Eat right, live a long healthy life

What you need to know:

  • Book Review. Gillian Nantume reviews Dr Paul Kasenene’s book Eat Your Way To Wellness which loads you up with tips on how feeding right affords you a healthy life.

Have you always struggled with choosing the right food to eat and weight loss? Well, your food confusion might be at an end, what with a new book that promises seven principles that will help you achieve your optimal health and ideal weight. If you are one of those people who are interested in being healthy and eating healthier food, then Eat Your Way to Wellness, a book by Dr Paul Kasenene, who has 10 years’ experience in nutrition, is right up your cart.

Overfed, yet undernourished

As we shift more away from traditional foods to the processed foods, the most common substance we consume in our foods is refined sugar, which we find in everything between soda, doughnuts and cakes. Also, the empty calories in refined foods, such as fast food, have also ensured that overweight and obesity have become a challenge to Ugandan society.

Fast food tastes good but is addictive. While many educated people know the dangers in processed foods, it takes time for one to wean themselves off these foods. The author paints a grim picture of the amount of refined sugar and fast foods consumed nowadays in Africa. “What do you think happens to the fried chips and sausages that someone eats and that margarine innocently spread on a slice of refined white bread? Where does your food end up? It doesn’t just pass out of your system; a good proportion becomes a part of every bodily cell. Eat healthily and you create a healthy body, but if you eat junk …  you complete that sentence … If you want to be physically well, eat to offer your body the best building blocks.”

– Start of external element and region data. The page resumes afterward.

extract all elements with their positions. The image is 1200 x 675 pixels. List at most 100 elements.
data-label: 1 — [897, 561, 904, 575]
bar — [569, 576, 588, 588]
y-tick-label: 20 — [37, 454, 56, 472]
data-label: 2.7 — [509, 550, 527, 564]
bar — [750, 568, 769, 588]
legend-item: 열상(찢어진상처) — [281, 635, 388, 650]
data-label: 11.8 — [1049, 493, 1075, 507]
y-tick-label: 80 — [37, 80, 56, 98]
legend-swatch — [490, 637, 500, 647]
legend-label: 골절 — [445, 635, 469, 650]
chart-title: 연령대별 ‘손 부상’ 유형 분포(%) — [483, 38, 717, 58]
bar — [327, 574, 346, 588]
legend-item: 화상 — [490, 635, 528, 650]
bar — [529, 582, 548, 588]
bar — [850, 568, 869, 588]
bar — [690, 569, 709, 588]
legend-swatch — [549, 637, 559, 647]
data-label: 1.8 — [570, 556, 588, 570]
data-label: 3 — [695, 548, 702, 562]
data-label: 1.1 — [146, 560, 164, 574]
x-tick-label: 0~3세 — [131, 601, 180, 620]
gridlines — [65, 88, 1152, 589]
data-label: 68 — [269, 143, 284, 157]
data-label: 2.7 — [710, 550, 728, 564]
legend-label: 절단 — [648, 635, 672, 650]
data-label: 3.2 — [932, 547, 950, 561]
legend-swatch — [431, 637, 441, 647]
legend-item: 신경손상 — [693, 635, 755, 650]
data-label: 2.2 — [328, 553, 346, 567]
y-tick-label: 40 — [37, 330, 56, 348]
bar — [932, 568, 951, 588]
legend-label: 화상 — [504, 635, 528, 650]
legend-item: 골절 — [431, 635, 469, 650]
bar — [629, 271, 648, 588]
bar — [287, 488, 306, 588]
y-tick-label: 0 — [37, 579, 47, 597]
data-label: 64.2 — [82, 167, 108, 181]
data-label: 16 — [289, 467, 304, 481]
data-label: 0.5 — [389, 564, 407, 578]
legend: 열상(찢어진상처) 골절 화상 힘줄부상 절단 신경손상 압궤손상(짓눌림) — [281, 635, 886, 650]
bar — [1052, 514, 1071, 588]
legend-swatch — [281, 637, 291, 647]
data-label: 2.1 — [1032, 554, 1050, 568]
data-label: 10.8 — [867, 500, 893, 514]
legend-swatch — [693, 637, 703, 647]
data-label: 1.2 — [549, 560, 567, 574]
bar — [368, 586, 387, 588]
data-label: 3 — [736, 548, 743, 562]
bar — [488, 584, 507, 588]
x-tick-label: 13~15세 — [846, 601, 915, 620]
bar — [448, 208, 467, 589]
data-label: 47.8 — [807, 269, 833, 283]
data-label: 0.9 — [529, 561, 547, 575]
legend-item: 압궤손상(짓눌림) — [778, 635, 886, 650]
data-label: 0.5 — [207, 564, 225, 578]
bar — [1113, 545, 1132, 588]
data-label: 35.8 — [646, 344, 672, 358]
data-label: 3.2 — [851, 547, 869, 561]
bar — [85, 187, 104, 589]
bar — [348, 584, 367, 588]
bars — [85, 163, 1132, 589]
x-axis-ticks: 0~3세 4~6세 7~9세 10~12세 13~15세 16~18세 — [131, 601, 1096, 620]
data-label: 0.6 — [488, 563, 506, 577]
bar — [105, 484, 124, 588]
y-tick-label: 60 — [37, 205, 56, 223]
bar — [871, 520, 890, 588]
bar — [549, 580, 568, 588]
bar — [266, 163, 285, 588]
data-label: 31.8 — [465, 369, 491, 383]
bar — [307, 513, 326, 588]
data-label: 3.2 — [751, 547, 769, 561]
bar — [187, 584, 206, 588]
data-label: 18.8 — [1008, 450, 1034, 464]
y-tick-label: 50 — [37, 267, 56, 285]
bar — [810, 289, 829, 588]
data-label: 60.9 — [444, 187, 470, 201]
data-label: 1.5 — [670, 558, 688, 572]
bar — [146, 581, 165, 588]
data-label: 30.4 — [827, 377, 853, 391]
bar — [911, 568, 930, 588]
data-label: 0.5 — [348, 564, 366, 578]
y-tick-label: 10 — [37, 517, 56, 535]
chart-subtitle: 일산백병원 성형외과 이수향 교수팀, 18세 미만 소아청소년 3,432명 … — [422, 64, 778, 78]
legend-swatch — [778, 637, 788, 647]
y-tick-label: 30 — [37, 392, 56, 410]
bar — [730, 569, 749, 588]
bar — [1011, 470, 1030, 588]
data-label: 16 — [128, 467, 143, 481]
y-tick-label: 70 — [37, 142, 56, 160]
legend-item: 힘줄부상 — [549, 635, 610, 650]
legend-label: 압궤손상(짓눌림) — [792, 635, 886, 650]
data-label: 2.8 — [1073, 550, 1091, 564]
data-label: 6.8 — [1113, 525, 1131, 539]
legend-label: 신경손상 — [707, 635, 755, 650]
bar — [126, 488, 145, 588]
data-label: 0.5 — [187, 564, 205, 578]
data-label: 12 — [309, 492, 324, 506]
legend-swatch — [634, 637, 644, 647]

Healthy food can be enjoyable

There is happiness and comfort in fast foods. So, I know what you are thinking – how can one eat greens every day like a goat? How can one adapt to boiled food at every meal and snack on only fruits. The author writes, “Half of the food on your plate should consist of the micronutrient-rich non-starchy vegetables or fruit … A quarter of the food should consist of beans and legumes and all types of nuts … A quarter of the food on your plate should consist of grains and/or starchy vegetables (potatoes, yams, pumpkins, cassava, plantains, matooke), for example, the carbohydrate-rich foods.

We have heard of people completely eliminating carbs from their diets in order to lose or maintain weight because these foods are calorie-dense. Dr Kasenene cautions that carbohydrates – which include maize, millet, rice, sorghum, oats, and barley – must not be eliminated because they are the primary energy fuel source in our food.

“The body needs carbohydrates to generate the energy used to move, to function, and to stay alive. In fact, the nutrient the body needs most is carbohydrates … However, eat only minimal to moderate amounts of starchy foods and in their whole, unrefined, and natural state.”

Take out your calculator

Many articles have been written about plant-based and animal-based diets. However, where is the balance? How much of these two diets should you combine in your everyday meal? The author advised that all animal foods, including meat, poultry, fish, eggs, and dairy products should comprise no more than five per cent of your total food: the smaller the quantity the better. 

On the other hand, he emphasises that plant foods – which include non-starchy vegetables, fruits, beans and other legumes, nuts and seeds and small amounts of healthy oils – should comprise 95 per cent of your food. Water underscores any diet, so as you seek to change your eating habits, drink plenty of water throughout the day.